Wpis z mikrobloga

Mój Drogi, Anonimowy Święty Mikołaju...

Na wstępie chciałabym zaznaczyć, że dziękuję Ci za Twoje podejście do Wykopaki i całej tej inicjatywy. Jesteś idealnym przykładem jak NIE podchodzić do tego całego przedsięwzięcia, co bardzo doceniam, ponieważ negatywne przykłady jak czegoś nie robić, są zawsze wszystkim potrzebne.

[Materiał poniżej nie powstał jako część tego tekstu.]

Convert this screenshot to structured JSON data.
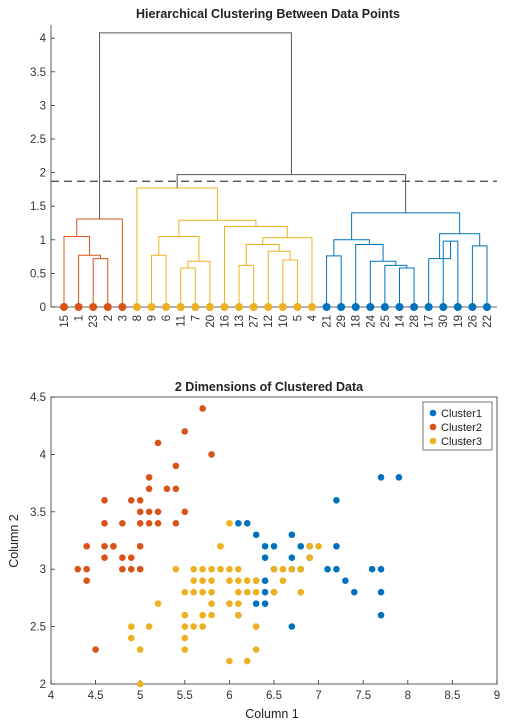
{
  "colors": {
    "cluster1": "#0072BD",
    "cluster2": "#D95319",
    "cluster3": "#EDB120",
    "top": "#555555",
    "cut": "#555555"
  },
  "chart_data": [
    {
      "type": "dendrogram",
      "title": "Hierarchical Clustering Between Data Points",
      "ylim": [
        0,
        4.2
      ],
      "yticks": [
        "0",
        "0.5",
        "1",
        "1.5",
        "2",
        "2.5",
        "3",
        "3.5",
        "4"
      ],
      "cut_height": 1.87,
      "leaves": [
        {
          "label": "15",
          "cluster": 2
        },
        {
          "label": "1",
          "cluster": 2
        },
        {
          "label": "23",
          "cluster": 2
        },
        {
          "label": "2",
          "cluster": 2
        },
        {
          "label": "3",
          "cluster": 2
        },
        {
          "label": "8",
          "cluster": 3
        },
        {
          "label": "9",
          "cluster": 3
        },
        {
          "label": "6",
          "cluster": 3
        },
        {
          "label": "11",
          "cluster": 3
        },
        {
          "label": "7",
          "cluster": 3
        },
        {
          "label": "20",
          "cluster": 3
        },
        {
          "label": "16",
          "cluster": 3
        },
        {
          "label": "13",
          "cluster": 3
        },
        {
          "label": "27",
          "cluster": 3
        },
        {
          "label": "12",
          "cluster": 3
        },
        {
          "label": "10",
          "cluster": 3
        },
        {
          "label": "5",
          "cluster": 3
        },
        {
          "label": "4",
          "cluster": 3
        },
        {
          "label": "21",
          "cluster": 1
        },
        {
          "label": "29",
          "cluster": 1
        },
        {
          "label": "18",
          "cluster": 1
        },
        {
          "label": "24",
          "cluster": 1
        },
        {
          "label": "25",
          "cluster": 1
        },
        {
          "label": "14",
          "cluster": 1
        },
        {
          "label": "28",
          "cluster": 1
        },
        {
          "label": "17",
          "cluster": 1
        },
        {
          "label": "30",
          "cluster": 1
        },
        {
          "label": "19",
          "cluster": 1
        },
        {
          "label": "26",
          "cluster": 1
        },
        {
          "label": "22",
          "cluster": 1
        }
      ],
      "merges": [
        {
          "a": "L2",
          "b": "L3",
          "h": 0.72,
          "cluster": 2
        },
        {
          "a": "L1",
          "b": "m0",
          "h": 0.77,
          "cluster": 2
        },
        {
          "a": "L0",
          "b": "m1",
          "h": 1.05,
          "cluster": 2
        },
        {
          "a": "m2",
          "b": "L4",
          "h": 1.31,
          "cluster": 2
        },
        {
          "a": "L8",
          "b": "L9",
          "h": 0.58,
          "cluster": 3
        },
        {
          "a": "m4",
          "b": "L10",
          "h": 0.68,
          "cluster": 3
        },
        {
          "a": "L6",
          "b": "L7",
          "h": 0.77,
          "cluster": 3
        },
        {
          "a": "m6",
          "b": "m5",
          "h": 1.05,
          "cluster": 3
        },
        {
          "a": "L12",
          "b": "L13",
          "h": 0.62,
          "cluster": 3
        },
        {
          "a": "L15",
          "b": "L16",
          "h": 0.7,
          "cluster": 3
        },
        {
          "a": "L14",
          "b": "m9",
          "h": 0.83,
          "cluster": 3
        },
        {
          "a": "m8",
          "b": "m10",
          "h": 0.93,
          "cluster": 3
        },
        {
          "a": "m11",
          "b": "L17",
          "h": 1.03,
          "cluster": 3
        },
        {
          "a": "L11",
          "b": "m12",
          "h": 1.2,
          "cluster": 3
        },
        {
          "a": "m7",
          "b": "m13",
          "h": 1.29,
          "cluster": 3
        },
        {
          "a": "L5",
          "b": "m14",
          "h": 1.77,
          "cluster": 3
        },
        {
          "a": "L18",
          "b": "L19",
          "h": 0.76,
          "cluster": 1
        },
        {
          "a": "L23",
          "b": "L24",
          "h": 0.58,
          "cluster": 1
        },
        {
          "a": "L22",
          "b": "m17",
          "h": 0.62,
          "cluster": 1
        },
        {
          "a": "L21",
          "b": "m18",
          "h": 0.68,
          "cluster": 1
        },
        {
          "a": "L20",
          "b": "m19",
          "h": 0.93,
          "cluster": 1
        },
        {
          "a": "m16",
          "b": "m20",
          "h": 1.0,
          "cluster": 1
        },
        {
          "a": "L28",
          "b": "L29",
          "h": 0.91,
          "cluster": 1
        },
        {
          "a": "L26",
          "b": "L27",
          "h": 0.98,
          "cluster": 1
        },
        {
          "a": "L25",
          "b": "m23",
          "h": 0.72,
          "cluster": 1
        },
        {
          "a": "m24",
          "b": "m22",
          "h": 1.09,
          "cluster": 1
        },
        {
          "a": "m21",
          "b": "m25",
          "h": 1.4,
          "cluster": 1
        },
        {
          "a": "m15",
          "b": "m26",
          "h": 1.97,
          "cluster": 0
        },
        {
          "a": "m3",
          "b": "m27",
          "h": 4.08,
          "cluster": 0
        }
      ]
    },
    {
      "type": "scatter",
      "title": "2 Dimensions of Clustered Data",
      "xlabel": "Column 1",
      "ylabel": "Column 2",
      "xlim": [
        4,
        9
      ],
      "ylim": [
        2,
        4.5
      ],
      "xticks": [
        "4",
        "4.5",
        "5",
        "5.5",
        "6",
        "6.5",
        "7",
        "7.5",
        "8",
        "8.5",
        "9"
      ],
      "yticks": [
        "2",
        "2.5",
        "3",
        "3.5",
        "4",
        "4.5"
      ],
      "legend_position": "top-right",
      "series": [
        {
          "name": "Cluster1",
          "points": [
            [
              7.7,
              3.8
            ],
            [
              7.9,
              3.8
            ],
            [
              7.2,
              3.6
            ],
            [
              6.1,
              3.4
            ],
            [
              6.2,
              3.4
            ],
            [
              6.3,
              3.3
            ],
            [
              6.7,
              3.3
            ],
            [
              6.9,
              3.2
            ],
            [
              7.2,
              3.2
            ],
            [
              6.8,
              3.2
            ],
            [
              6.5,
              3.2
            ],
            [
              6.4,
              3.2
            ],
            [
              6.9,
              3.1
            ],
            [
              6.7,
              3.1
            ],
            [
              6.4,
              3.1
            ],
            [
              7.1,
              3.0
            ],
            [
              7.2,
              3.0
            ],
            [
              7.6,
              3.0
            ],
            [
              7.7,
              3.0
            ],
            [
              6.5,
              3.0
            ],
            [
              6.8,
              3.0
            ],
            [
              6.7,
              3.0
            ],
            [
              6.4,
              2.9
            ],
            [
              6.3,
              2.9
            ],
            [
              7.3,
              2.9
            ],
            [
              6.5,
              2.8
            ],
            [
              6.4,
              2.8
            ],
            [
              7.4,
              2.8
            ],
            [
              7.7,
              2.8
            ],
            [
              6.3,
              2.7
            ],
            [
              6.4,
              2.7
            ],
            [
              6.1,
              2.6
            ],
            [
              7.7,
              2.6
            ],
            [
              6.7,
              2.5
            ]
          ]
        },
        {
          "name": "Cluster2",
          "points": [
            [
              5.7,
              4.4
            ],
            [
              5.2,
              4.1
            ],
            [
              5.5,
              4.2
            ],
            [
              5.8,
              4.0
            ],
            [
              5.4,
              3.9
            ],
            [
              5.1,
              3.8
            ],
            [
              5.0,
              3.6
            ],
            [
              4.6,
              3.6
            ],
            [
              4.9,
              3.6
            ],
            [
              5.1,
              3.7
            ],
            [
              5.3,
              3.7
            ],
            [
              5.4,
              3.7
            ],
            [
              5.0,
              3.5
            ],
            [
              5.1,
              3.5
            ],
            [
              5.5,
              3.5
            ],
            [
              5.2,
              3.5
            ],
            [
              4.6,
              3.4
            ],
            [
              4.8,
              3.4
            ],
            [
              5.0,
              3.4
            ],
            [
              5.1,
              3.4
            ],
            [
              5.2,
              3.4
            ],
            [
              5.4,
              3.4
            ],
            [
              4.7,
              3.2
            ],
            [
              4.6,
              3.2
            ],
            [
              4.8,
              3.1
            ],
            [
              4.9,
              3.1
            ],
            [
              5.0,
              3.2
            ],
            [
              4.4,
              3.2
            ],
            [
              4.6,
              3.1
            ],
            [
              4.7,
              3.2
            ],
            [
              4.8,
              3.0
            ],
            [
              4.9,
              3.0
            ],
            [
              5.0,
              3.0
            ],
            [
              4.3,
              3.0
            ],
            [
              4.4,
              3.0
            ],
            [
              4.4,
              2.9
            ],
            [
              4.5,
              2.3
            ]
          ]
        },
        {
          "name": "Cluster3",
          "points": [
            [
              6.0,
              3.4
            ],
            [
              5.9,
              3.2
            ],
            [
              6.1,
              3.0
            ],
            [
              5.8,
              3.0
            ],
            [
              5.6,
              3.0
            ],
            [
              5.7,
              3.0
            ],
            [
              5.4,
              3.0
            ],
            [
              5.9,
              3.0
            ],
            [
              6.0,
              3.0
            ],
            [
              6.6,
              3.0
            ],
            [
              6.5,
              3.0
            ],
            [
              6.9,
              3.1
            ],
            [
              6.6,
              2.9
            ],
            [
              5.6,
              2.9
            ],
            [
              5.7,
              2.9
            ],
            [
              5.8,
              2.9
            ],
            [
              6.0,
              2.9
            ],
            [
              6.1,
              2.9
            ],
            [
              6.2,
              2.9
            ],
            [
              6.3,
              2.9
            ],
            [
              5.5,
              2.8
            ],
            [
              5.6,
              2.8
            ],
            [
              5.7,
              2.8
            ],
            [
              5.8,
              2.8
            ],
            [
              6.1,
              2.8
            ],
            [
              6.2,
              2.8
            ],
            [
              6.3,
              2.8
            ],
            [
              5.8,
              2.7
            ],
            [
              6.0,
              2.7
            ],
            [
              6.1,
              2.7
            ],
            [
              5.2,
              2.7
            ],
            [
              5.5,
              2.6
            ],
            [
              5.7,
              2.6
            ],
            [
              5.8,
              2.6
            ],
            [
              6.1,
              2.6
            ],
            [
              5.5,
              2.5
            ],
            [
              5.6,
              2.5
            ],
            [
              5.7,
              2.5
            ],
            [
              6.3,
              2.5
            ],
            [
              5.1,
              2.5
            ],
            [
              4.9,
              2.5
            ],
            [
              4.9,
              2.4
            ],
            [
              5.5,
              2.4
            ],
            [
              5.5,
              2.3
            ],
            [
              6.3,
              2.3
            ],
            [
              5.0,
              2.3
            ],
            [
              6.0,
              2.2
            ],
            [
              6.2,
              2.2
            ],
            [
              5.0,
              2.0
            ],
            [
              6.5,
              2.8
            ],
            [
              6.6,
              3.0
            ],
            [
              6.7,
              3.0
            ],
            [
              6.8,
              2.8
            ],
            [
              6.9,
              3.2
            ],
            [
              7.0,
              3.2
            ],
            [
              6.8,
              3.0
            ]
          ]
        }
      ]
    }
  ]
}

Pomijam już fakt Twojej weryfikacji na ostatnią chwilę, sądziłam że cóż zdarza się, szczególnie że w tym roku było wiele takich osób. Byłeś więc jedną z nich - może czekałeś na przesyłkę, albo wykonywałeś coś ręcznie, w końcu sama opisałam że lubię rękodzieło i bardzo je sobie cenię, więc "hehe mam za swoje". Pomijam Twoje "zapomniałem" wysłać listu i słodyczy, bo tak, również może się to zdarzyć. Powiedziałeś tydzień temu że doślesz - of kors, wiadome, na pewno to zrobisz, inaczej przecież byś nie brał udziału w Wykopace która jest inicjatywą dla tych którzy CHCĄ albo nawet BARDZO CHCĄ. A więc Ty przecież co najmniej chcesz! Pomijam fakt wysłania mi 4 przedmiotów, które sobie luźno luzem latały w paczce i chyba tylko opatrzność z niebiosami "na współę" dopilnowały, żeby ta butelka pitnego miodu nie pękła pod wpływem jakiegoś kurierowskiego kopa i nie wylała swojej zawartości. Pomijam fakt, że połowa mojej paczki raczej nie była kupiona z myślą o mnie, bo o ile tak - uwielbiam papugi i kaczki - tak raczej nie wiem co mam zrobić z zabawkową interaktywną papugą. Dzieci nie posiadam i z tego też powodu nie wpisywałam ich w opis, a jest to zabawka wycelowana zdecydowanie w nie. Podobnie z gumowymi kaczuszkami, które of kors, są ładne, ale ja nie posiadam nawet wanny w której by mogły sobie wesoło pląsać. Skarpety, fakt, są super, cieplutkie, miód również wygląda bardzo ładnie i zapewne będzie pyszny. Dodam również, że informacja o ulubionych zwierzętach, to w sumie było jedno, może dwa zdania w całym moim opisie na ponad 2000 znaków, więc tym bardziej utwierdza mnie to w przekonaniu, że nie wczytałeś się zbytnio w niego, tylko uznałeś że zbliża Ci się termin weryfikacji i wybrałeś z opisu na szybko kilka kluczowych słów. Ok, rozumiem, wzięłam udział w formule LITE, wiadomo - najprostsza formuła, wiadomo, liczy się gest, pretensje mogę mieć do siebie. Ogólnie doceniam gest, ale doceniłabym go o wiele bardziej gdyby nie nałożyły się na to te wszystkie rzeczy, które coraz bardziej utwierdzają mnie w przeświadczeniu, że robienie mojej paczki było dla Ciebie jakimś rodzajem tortury.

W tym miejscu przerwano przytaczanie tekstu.